La vie politique américaine a beaucoup changé. Le système ne peut fonctionner que s'il y a des compromis entre les partis. Il y avait toujours des compromis car certains Démocrates conservateurs étaient à la droite de certains Républicains modérés, mais cela n'existe plus. Tous les élus des Etats du Sud, qui fournissaient beaucoup de Démocrates conservateurs, sont désormais Républicains. Le Congrès est donc profondément divisé. Il y a en outre une radicalisation, en particulier à droite, des opinions publiques, ce qui entraîne un durcissement des débats. Si Mme Clinton est élue, elle aura les mêmes problèmes que le Président actuel avec le Congrès : lorsqu'un sénateur est tenté par un compromis, un autre sénateur va à la télévision pour dire qu'il trahit les électeurs. Ceci était notamment très pratiqué par Ted Cruz lorsqu'il voyait un sénateur Républicain s'engager dans un compromis avec l'administration.
Aujourd'hui, la majorité des enfants qui naissent aux Etats-Unis ne sont plus caucasiens, mais appartiennent aux « minorités ». Les Républicains voient ainsi leur électorat traditionnel - composé d'hommes blancs et de personnes âgées - diminuer. En définitive, les Républicains se sont coupés des « minorités ». Ils se sont coupés des hispaniques - alors même que ceux-ci sont socialement très conservateurs - à cause de leur position sur l'immigration. Ils se sont coupés des femmes à cause de leur position sur l'avortement. Enfin, ils se sont coupés des jeunes à cause de leur position sur le mariage gay - cette question étant devenu un élément déterminant pour les jeunes américains.
Malgré tout, les Républicains gagnent généralement les élections intermédiaires, parce que dans ces élections, les jeunes et les minorités ne votent pas. 65 % des Américains votent pour les présidentiels. 30 % des Américains votent lors des élections intermédiaires. C'est ce qui permet aux Républicains de les gagner.
Concernant les entreprises et l'Iran, l'administration Obama a tout intérêt à faciliter les choses. L'administration Obama sait que les modérés à Téhéran sont l'objet de critiques virulentes des radicaux. Obama ne voudrait pas que l'accord sur le nucléaire iranien, qui est une de ses principales réalisations en politique étrangère, soit remis en question.
On peut s'attendre à ce qu'Obama reste silencieux à propos d'Israël jusqu'aux élections de novembre, pour ne pas porter préjudice à Hillary Clinton. Entre novembre et janvier - période où l'administration Obama sera toujours en place, mais où l'enjeu des élections aura disparu -, Obama, qui n'a pas l'habitude de mâcher ses mots, règlera probablement ses comptes par un discours comme il sait en faire.

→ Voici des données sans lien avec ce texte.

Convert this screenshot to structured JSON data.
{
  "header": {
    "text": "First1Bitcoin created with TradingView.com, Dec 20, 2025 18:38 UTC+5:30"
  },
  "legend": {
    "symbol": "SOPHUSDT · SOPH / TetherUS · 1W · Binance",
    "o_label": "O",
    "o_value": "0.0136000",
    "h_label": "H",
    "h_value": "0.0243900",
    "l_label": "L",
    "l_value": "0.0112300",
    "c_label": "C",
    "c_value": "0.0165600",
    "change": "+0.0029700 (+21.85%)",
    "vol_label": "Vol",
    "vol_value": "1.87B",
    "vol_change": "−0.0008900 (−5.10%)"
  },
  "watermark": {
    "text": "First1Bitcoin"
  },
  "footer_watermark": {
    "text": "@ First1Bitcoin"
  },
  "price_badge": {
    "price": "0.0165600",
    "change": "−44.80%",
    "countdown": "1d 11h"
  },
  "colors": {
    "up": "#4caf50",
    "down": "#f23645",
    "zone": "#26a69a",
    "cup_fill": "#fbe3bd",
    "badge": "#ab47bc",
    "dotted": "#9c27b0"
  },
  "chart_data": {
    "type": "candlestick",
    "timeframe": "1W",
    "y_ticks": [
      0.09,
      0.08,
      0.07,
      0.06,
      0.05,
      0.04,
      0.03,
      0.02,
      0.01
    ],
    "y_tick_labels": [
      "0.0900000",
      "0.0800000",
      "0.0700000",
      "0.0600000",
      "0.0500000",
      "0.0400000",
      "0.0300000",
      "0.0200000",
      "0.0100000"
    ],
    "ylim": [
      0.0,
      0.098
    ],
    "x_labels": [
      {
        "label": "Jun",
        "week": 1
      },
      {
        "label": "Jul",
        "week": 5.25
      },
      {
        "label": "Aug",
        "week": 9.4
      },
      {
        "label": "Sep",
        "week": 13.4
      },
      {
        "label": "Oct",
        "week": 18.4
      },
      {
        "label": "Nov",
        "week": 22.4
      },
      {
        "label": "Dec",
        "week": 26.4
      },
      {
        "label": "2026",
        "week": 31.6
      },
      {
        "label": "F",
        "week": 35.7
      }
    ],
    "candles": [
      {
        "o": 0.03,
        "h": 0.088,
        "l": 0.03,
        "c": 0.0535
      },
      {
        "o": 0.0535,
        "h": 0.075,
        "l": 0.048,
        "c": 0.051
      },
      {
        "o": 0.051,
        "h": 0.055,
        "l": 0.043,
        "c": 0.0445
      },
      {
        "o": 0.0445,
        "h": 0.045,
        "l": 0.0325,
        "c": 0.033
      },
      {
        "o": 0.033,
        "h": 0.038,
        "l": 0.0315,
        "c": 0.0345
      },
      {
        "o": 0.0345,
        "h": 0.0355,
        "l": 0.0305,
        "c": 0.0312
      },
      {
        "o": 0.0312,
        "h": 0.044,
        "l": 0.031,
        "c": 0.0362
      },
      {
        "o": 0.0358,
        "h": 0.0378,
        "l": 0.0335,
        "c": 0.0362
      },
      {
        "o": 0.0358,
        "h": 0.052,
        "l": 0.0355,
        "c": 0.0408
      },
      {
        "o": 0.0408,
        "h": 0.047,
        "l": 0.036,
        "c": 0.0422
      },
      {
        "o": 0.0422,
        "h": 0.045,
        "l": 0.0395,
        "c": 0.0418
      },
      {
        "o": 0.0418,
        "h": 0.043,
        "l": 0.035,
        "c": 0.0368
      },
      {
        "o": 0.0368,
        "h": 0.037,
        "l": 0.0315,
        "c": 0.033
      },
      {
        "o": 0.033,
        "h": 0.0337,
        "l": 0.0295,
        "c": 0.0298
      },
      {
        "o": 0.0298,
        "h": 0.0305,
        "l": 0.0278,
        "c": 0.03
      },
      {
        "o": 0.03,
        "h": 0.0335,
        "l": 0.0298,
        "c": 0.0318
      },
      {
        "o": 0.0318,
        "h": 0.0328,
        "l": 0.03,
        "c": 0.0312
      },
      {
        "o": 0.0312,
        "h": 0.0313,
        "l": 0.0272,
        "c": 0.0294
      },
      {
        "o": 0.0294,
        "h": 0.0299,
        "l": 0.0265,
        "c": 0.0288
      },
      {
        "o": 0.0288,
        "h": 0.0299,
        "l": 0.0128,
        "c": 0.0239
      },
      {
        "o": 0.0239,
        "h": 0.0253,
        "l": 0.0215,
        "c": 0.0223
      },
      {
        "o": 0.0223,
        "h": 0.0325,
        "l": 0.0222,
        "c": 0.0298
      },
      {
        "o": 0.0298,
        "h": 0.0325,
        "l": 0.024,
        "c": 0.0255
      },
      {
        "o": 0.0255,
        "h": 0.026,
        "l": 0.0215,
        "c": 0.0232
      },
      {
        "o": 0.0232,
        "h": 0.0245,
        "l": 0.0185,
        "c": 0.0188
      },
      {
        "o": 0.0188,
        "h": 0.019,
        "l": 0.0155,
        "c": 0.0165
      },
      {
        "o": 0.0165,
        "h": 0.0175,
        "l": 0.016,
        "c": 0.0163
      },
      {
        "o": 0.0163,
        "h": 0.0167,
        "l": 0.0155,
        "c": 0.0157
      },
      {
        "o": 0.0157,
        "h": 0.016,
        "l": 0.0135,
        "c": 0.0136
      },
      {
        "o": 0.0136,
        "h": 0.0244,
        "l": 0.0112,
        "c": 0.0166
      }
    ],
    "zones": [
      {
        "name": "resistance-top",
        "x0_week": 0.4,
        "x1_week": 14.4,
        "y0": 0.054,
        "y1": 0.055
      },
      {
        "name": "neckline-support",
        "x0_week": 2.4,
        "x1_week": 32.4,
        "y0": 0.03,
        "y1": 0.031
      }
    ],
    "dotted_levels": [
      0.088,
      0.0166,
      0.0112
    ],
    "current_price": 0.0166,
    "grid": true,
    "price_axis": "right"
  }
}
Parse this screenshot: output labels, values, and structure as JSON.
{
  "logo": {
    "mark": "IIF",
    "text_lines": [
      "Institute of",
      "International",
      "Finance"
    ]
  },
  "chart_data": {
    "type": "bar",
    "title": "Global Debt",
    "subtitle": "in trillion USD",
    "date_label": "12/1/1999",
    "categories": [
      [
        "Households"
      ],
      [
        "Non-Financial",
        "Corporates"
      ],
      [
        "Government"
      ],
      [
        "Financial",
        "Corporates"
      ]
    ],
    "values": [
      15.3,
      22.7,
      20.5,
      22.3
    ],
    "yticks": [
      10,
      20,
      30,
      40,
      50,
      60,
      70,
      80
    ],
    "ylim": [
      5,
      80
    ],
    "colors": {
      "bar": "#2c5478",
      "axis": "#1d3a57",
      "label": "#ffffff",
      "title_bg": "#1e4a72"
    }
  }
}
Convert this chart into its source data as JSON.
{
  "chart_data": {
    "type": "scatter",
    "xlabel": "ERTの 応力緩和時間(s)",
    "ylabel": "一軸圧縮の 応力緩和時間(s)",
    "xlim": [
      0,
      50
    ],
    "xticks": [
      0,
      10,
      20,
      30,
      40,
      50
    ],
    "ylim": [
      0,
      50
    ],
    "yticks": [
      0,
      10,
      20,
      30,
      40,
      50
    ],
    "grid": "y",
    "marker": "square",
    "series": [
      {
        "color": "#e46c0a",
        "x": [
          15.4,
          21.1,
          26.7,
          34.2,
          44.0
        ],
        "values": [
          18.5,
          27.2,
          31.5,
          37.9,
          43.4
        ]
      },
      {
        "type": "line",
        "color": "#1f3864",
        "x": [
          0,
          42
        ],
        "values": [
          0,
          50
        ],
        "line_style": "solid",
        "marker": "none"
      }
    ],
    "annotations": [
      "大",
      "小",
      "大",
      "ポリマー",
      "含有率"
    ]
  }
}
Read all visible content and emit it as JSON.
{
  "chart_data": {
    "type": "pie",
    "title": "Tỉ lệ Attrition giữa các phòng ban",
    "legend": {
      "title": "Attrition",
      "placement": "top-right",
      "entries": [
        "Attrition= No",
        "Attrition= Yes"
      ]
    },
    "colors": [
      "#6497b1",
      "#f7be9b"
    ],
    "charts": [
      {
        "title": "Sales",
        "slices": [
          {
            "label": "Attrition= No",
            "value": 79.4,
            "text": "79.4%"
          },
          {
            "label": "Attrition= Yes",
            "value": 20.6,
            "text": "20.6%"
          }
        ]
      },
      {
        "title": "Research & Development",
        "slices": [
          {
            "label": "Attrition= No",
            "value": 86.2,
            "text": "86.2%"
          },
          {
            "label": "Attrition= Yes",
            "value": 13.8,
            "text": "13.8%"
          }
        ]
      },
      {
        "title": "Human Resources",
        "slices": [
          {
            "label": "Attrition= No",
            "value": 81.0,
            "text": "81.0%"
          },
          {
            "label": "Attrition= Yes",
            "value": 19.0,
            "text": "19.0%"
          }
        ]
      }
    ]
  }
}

La coopération en matière de terrorisme se passe plutôt bien. Les Américains considèrent qu'ils ont affaire en Europe aux services de renseignement Britannique, Français, et, Allemand. Ils ont envoyé des équipes pour essayer d'aider d'autres services. Sur la question des visas, il est vraisemblable que si un Européen se trouvait impliqué dans un attentat terroriste visant les Etats-Unis, s'en serait fini de l'exemption de visas accordée aux ressortissants de l'Union européenne. Certains sénateurs Démocrates se sont déjà exprimés en ce sens lors des débats qu'ont suscités les attentats de Paris et de Bruxelles. L'échange de fichiers entre services européens apparaît crucial de ce point de vue, pour éviter qu'un individu fiché en Europe n'entre aux Etats-Unis. De manière générale, les Américains pointent principalement le problème de l'échange de fichiers avec les Européens.